‘I did my part,’ says Hrant Dink suspect, denying allegations of misconduct
ISTANBUL – Doğan News Agency
Osman Gülbel, a former deputy head of the Police Intelligence Department charged in the case on the killing of Armenian-origin Turkish journalist Hrant Dink, has told an Istanbul court that he “did what he was supposed to do” by sending a document containing information that Dink was to be targeted to the necessary offices.Police intelligence department officials’ testimonies were taken on Nov. 29, the second day of the eighth hearing into the January 2007 killing.
The case has a total of 35 suspects, and Gülbel is charged with “involvement in a planned murder,” “misconduct” and “membership of an outlawed group.”
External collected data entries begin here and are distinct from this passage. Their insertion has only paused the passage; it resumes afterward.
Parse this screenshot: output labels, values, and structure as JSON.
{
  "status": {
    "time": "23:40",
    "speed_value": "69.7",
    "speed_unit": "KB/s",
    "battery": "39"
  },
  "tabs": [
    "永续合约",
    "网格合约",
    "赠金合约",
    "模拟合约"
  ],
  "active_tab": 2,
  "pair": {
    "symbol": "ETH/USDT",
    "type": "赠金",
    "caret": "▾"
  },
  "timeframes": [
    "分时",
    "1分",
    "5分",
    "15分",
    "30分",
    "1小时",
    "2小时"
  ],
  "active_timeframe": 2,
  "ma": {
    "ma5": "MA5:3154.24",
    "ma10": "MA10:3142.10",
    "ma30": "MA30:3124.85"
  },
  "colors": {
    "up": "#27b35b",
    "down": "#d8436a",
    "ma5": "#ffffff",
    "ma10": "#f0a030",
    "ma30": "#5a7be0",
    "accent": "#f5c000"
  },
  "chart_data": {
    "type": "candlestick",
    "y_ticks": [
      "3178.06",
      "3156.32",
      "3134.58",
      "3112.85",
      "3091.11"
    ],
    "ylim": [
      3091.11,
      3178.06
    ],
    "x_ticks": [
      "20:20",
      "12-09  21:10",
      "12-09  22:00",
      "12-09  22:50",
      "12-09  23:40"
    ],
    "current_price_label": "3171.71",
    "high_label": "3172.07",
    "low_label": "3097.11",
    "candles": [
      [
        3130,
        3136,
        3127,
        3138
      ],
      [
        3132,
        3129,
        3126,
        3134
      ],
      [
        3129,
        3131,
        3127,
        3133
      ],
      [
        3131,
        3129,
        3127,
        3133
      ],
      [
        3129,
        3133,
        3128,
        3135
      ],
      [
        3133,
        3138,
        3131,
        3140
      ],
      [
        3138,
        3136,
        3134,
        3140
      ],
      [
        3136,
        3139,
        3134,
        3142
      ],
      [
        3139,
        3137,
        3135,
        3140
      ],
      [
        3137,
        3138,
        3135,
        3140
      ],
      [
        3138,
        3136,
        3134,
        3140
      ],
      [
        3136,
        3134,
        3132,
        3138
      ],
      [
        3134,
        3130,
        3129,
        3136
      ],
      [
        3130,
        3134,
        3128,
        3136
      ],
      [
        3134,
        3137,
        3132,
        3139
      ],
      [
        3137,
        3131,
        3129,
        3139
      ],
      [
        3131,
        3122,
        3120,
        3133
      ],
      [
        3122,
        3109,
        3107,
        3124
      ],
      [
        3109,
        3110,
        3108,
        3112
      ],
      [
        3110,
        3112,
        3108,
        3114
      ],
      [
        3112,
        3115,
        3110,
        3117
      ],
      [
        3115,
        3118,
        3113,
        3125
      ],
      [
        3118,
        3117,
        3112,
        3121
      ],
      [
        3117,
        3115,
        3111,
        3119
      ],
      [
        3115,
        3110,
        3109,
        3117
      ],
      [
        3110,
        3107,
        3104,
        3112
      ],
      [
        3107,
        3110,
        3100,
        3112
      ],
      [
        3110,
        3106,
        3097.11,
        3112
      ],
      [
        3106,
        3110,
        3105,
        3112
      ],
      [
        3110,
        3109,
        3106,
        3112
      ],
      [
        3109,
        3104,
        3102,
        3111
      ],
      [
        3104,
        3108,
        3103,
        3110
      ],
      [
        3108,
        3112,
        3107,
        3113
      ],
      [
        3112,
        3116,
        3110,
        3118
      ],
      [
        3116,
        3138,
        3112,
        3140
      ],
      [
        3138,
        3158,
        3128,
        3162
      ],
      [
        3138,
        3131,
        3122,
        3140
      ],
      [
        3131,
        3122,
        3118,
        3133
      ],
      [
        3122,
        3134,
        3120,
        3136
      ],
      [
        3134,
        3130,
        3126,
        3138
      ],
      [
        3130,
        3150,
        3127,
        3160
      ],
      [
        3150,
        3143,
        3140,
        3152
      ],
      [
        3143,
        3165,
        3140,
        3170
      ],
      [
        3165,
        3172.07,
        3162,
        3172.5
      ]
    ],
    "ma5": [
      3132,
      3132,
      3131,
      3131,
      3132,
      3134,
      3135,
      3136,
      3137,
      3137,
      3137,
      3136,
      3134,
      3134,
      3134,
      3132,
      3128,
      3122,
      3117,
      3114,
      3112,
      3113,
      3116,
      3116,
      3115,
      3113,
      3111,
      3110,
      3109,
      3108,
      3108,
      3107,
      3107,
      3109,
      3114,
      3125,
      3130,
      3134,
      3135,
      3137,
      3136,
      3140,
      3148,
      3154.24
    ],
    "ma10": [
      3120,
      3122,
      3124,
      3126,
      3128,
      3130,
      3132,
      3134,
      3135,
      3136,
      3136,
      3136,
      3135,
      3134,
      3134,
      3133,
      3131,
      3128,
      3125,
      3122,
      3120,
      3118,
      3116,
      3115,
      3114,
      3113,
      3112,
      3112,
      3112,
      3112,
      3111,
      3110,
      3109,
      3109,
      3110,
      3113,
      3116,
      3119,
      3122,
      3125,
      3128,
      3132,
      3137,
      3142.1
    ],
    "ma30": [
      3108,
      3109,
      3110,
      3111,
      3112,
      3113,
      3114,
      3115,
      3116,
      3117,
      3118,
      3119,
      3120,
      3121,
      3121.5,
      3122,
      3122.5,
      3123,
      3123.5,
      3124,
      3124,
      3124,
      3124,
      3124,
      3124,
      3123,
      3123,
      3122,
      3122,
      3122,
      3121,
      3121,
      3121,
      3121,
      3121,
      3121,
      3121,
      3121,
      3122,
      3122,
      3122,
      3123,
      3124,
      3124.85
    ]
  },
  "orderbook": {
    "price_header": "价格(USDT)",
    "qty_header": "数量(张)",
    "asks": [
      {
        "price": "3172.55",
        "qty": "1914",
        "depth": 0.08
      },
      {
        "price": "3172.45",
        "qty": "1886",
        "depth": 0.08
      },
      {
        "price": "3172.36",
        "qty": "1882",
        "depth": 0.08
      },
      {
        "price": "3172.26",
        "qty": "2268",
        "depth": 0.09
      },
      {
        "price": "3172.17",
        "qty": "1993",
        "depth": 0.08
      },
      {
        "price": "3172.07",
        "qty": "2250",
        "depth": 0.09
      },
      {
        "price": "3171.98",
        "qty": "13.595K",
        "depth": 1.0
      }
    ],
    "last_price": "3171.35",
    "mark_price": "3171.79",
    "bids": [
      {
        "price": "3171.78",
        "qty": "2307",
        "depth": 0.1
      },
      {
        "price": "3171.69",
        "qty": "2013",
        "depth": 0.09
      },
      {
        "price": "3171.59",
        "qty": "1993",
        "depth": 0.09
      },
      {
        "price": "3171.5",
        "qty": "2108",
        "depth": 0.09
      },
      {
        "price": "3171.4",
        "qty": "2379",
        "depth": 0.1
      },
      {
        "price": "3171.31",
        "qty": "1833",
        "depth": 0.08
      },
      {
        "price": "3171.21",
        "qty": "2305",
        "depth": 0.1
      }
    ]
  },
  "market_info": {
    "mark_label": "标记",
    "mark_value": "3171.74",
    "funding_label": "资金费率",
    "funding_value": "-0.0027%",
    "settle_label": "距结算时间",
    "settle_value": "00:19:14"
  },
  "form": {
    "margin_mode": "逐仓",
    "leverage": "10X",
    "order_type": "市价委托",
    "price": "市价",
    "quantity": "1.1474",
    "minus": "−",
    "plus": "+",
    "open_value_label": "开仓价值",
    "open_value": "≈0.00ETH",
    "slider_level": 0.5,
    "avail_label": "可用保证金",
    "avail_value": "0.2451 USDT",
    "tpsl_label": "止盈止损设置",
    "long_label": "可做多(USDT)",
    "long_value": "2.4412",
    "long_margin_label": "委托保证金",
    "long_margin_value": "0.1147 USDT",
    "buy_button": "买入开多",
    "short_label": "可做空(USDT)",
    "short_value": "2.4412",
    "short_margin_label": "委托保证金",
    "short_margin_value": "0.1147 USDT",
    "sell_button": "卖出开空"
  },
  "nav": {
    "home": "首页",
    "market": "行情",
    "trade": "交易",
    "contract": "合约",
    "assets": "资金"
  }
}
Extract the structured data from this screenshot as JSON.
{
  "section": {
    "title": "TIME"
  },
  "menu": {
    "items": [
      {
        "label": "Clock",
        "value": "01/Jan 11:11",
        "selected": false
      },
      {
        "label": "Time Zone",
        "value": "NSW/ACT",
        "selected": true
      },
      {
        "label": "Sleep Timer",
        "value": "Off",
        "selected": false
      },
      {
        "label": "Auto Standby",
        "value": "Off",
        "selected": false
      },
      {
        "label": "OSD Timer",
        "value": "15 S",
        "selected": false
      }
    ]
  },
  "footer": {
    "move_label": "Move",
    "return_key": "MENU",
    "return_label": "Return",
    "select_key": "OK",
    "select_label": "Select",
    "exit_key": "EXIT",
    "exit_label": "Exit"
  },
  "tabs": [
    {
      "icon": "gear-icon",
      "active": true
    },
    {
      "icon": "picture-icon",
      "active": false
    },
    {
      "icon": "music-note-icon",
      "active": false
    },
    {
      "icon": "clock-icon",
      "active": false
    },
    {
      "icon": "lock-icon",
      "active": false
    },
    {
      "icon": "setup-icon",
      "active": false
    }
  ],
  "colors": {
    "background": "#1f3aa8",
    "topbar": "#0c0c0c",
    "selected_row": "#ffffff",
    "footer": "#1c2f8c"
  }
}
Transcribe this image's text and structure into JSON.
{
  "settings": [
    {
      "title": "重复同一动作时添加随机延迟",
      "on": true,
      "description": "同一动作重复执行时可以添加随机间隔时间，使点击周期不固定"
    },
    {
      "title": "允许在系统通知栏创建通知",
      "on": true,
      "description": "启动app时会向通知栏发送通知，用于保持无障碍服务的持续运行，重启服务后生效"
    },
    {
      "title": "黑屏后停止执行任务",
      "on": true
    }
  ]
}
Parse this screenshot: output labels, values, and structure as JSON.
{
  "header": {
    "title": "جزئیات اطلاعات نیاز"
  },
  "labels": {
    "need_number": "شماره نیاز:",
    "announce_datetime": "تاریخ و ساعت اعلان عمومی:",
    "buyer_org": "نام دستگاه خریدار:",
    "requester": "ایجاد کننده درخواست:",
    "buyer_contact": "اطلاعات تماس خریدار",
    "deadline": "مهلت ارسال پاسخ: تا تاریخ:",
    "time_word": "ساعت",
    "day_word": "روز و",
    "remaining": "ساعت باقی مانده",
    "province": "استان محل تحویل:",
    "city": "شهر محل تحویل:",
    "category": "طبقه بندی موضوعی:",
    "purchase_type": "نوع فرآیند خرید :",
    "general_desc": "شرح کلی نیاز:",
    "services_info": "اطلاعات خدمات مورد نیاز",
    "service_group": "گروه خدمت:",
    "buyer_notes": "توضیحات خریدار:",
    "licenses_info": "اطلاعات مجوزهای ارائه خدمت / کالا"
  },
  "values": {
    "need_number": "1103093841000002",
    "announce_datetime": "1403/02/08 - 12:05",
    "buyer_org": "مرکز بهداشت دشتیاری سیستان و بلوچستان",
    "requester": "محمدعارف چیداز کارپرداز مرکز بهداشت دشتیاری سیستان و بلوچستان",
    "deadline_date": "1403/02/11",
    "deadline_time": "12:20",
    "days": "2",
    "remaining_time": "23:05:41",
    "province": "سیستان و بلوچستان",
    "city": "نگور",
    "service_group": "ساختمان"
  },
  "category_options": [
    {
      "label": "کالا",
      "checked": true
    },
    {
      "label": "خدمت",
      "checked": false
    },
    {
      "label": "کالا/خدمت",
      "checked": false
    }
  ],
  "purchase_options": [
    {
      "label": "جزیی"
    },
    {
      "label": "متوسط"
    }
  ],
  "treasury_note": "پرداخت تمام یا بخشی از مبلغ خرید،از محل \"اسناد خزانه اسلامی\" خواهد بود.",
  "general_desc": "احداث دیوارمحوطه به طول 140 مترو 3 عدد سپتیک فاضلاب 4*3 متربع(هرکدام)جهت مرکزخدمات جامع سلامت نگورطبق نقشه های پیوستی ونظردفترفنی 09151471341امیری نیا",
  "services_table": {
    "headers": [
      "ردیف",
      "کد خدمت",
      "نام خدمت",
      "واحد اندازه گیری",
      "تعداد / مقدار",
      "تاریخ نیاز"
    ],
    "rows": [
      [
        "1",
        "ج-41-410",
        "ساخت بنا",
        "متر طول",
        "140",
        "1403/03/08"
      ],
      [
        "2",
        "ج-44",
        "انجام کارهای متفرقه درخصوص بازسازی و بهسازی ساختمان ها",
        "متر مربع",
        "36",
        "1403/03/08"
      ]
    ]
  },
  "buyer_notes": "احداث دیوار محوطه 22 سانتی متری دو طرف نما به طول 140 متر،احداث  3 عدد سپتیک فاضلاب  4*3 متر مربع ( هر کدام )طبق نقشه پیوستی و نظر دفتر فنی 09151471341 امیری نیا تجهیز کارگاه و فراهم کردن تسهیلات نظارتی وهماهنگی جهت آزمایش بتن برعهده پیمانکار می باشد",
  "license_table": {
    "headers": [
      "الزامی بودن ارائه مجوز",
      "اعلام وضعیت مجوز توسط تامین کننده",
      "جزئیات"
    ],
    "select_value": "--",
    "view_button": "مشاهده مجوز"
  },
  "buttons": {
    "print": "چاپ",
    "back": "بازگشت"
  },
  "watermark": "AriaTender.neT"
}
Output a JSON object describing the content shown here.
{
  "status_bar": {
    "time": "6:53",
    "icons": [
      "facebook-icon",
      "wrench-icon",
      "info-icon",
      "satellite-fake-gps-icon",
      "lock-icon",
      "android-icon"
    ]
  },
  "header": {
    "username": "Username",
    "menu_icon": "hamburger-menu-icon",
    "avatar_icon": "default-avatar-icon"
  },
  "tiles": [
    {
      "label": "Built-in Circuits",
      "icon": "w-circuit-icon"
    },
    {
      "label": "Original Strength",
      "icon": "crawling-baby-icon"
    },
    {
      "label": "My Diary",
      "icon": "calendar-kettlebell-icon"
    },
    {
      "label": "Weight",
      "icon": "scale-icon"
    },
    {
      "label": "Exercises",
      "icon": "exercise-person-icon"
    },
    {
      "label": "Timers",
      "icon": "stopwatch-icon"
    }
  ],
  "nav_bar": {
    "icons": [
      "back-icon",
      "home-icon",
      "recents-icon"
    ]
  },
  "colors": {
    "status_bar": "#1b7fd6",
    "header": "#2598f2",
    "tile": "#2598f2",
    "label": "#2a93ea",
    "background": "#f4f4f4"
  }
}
He told the court that he forwarded a critical intelligence report containing information that Dink would be the target of an assassination attempt.
“Putting my initials on it, I delivered it to my supervisor. I did not see any other documents until I left Bureau C [of the Police Intelligence Department]. I left the bureau in September 2007. I do not know what kind of other actions were taken,” said Gülbel, refusing to accept the allegations and demanding his acquittal.
He also added that the Istanbul office of the police intelligence department had known about Yasin Hayal, the instigator of the Dink murder.
“They were able to see information listed within the Intelligence Inspection Program [İDP]. There is no information in the police intelligence department that is not in the İDP. If there was something bothering them, they should have probed it,” said Gülbel.
Dink was shot dead at the age of 52 with two bullets to the head in broad daylight outside the offices of the Turkish-Armenian weekly newspaper Agos in central Istanbul on Jan. 19, 2007.
Ogün Samast, then a 17-year-old jobless high-school dropout, confessed to the murder and was sentenced to almost 23 years in jail in 2011.
But the case grew into a wider scandal after it emerged that the security forces had been aware of a plot to kill Dink but failed to act.